Failing at 1997

Moving on, then. I’m already a week behind schedule, and I want to make some time to finish up the last few games, so lets go for something short. Adventure games usually qualify. It’s hard to pad things out when every interaction is a special case.

Unfortunately, we seem to have entered the danger zone, where the games are too old to run without problems on a modern system, but not old enough that I can easily get around the problem with a robust and stable emulator. The first game that I pulled out of the Stack for this week, an ill-regarded exercise in wackiness titled Armed & Delirious, consistently crashed to the desktop during the intro cutscene, with a popup reading “Unexpected Error”. No tweaking of the compatibility settings helped. Online searches turned up no patches and no record of anyone else ever having solved this problem, and precious few mentions of anyone even encountering it. Such is the doom of ill-regarded games.

After giving that up, I switched to plan B: Blade Runner, a point-and-click adventure loosely based on the movie of the same name. Blade Runner: The Game doesn’t tell the same story as the movie — or, for that matter, as the novel it was based on (again loosely) — but instead puts you in the shoes of a different cop/murderer hunting for a different set of synthetic humans. It’s more or less a sci-fi police procedural, and I’ll probably be comparing it to my recent experiences with Police Quest if I keep on playing. I have to say, it’s a pretty slick package, if low-fi and over-antialiased by today’s standards. I’m particularly impressed by how smoothly the FMV scene transitions are integrated into the action (something probably helped by the fact that I copied all four CDs to my hard drive).

Operation of the game seemed trouble-free at first, but then I hit a wall, ran out of ways to progress. The last thing I did to advance the story was chase a suspect through an abandoned building. The chase ended at a locked door in a room with no other hotspots. Lacking anything better to do, I left, then tried out the shooting gallery back at HQ, only to find that there was nothing to shoot — no targets ever appeared. Growing suspicious, I hit up the net for information. Walkthroughs confirmed that the chase scene was supposed to end with a triggered event: when I reached the locked door, the guy I was chasing was supposed to jump me from behind. I’m hoping that this is the same sort of trigger that was supposed to make the targets in the shooting gallery appear, because I’ve solved that part. An old FAQ suggested that it had problems on fast systems, and that I should use a slow-down program like Turbo to cut the system speed down to somewhere between 30% and 50%. I had to set it to 1% to get the shooting gallery working — and until that happened, I wasn’t even sure that Turbo was having any effect at all.

But I still haven’t completed the chase successfully.
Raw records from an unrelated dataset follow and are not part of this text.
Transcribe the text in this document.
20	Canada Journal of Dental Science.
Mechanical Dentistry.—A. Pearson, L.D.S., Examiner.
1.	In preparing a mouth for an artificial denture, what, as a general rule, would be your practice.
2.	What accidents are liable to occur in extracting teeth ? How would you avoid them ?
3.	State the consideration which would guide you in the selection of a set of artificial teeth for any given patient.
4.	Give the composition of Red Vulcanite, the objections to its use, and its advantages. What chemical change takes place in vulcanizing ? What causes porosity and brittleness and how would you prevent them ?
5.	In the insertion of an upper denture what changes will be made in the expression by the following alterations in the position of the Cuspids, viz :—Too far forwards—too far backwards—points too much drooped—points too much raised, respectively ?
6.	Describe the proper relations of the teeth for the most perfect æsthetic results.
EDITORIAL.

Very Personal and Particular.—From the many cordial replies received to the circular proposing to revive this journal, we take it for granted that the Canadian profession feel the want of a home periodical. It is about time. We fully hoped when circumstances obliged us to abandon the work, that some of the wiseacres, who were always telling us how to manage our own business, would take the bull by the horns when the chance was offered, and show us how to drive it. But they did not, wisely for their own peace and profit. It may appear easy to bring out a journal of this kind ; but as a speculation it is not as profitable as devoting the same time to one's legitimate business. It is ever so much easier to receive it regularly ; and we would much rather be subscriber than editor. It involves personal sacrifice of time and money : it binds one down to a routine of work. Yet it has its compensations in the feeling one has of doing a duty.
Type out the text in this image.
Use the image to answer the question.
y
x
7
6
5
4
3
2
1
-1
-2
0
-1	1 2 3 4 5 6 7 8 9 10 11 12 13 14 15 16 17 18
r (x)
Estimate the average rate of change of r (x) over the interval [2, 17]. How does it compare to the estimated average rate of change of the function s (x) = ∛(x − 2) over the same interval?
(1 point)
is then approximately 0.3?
Going back to the locked door after having left it once has no effect. I’m probably going to have to do the chase over again — and since my only save is after that point, that means starting over from scratch. If it doesn’t work, I suppose it’s time for plan C. (Or rather, plan D. I don’t have any unfinished adventure games from 1997 beginning with C.)

2 Comments so far

  1. Gregory Weir on June 14th, 2010

    I’m pretty sure that the plot of Blade Runner has an element of randomness to it; the replicants and several details are chosen randomly for each playthrough, kind of like a game of Clue. I’m having trouble finding information on this feature on the web, though.

  2. tempestdash on June 15th, 2010

    The random elements have to do with the results of your investigation and determine whether certain characters are or are not replicants (including the PC, as an homage to the original film). These elements are set when you start a new game, however, so unlike an adaptive ending system (like the IF game Galatea, for instance) the direction you take your investigation doesn’t affect who is a replicant and who isn’t. The only way to see some of the endings is start over again and hope the variables turn out differently.

    This element prevented me from replaying this game too much and, thus, I haven’t seen most of the endings.

    It is an excellent game, though, continuing the great legacy of Westwood Studios before their purchase by EA the very next year.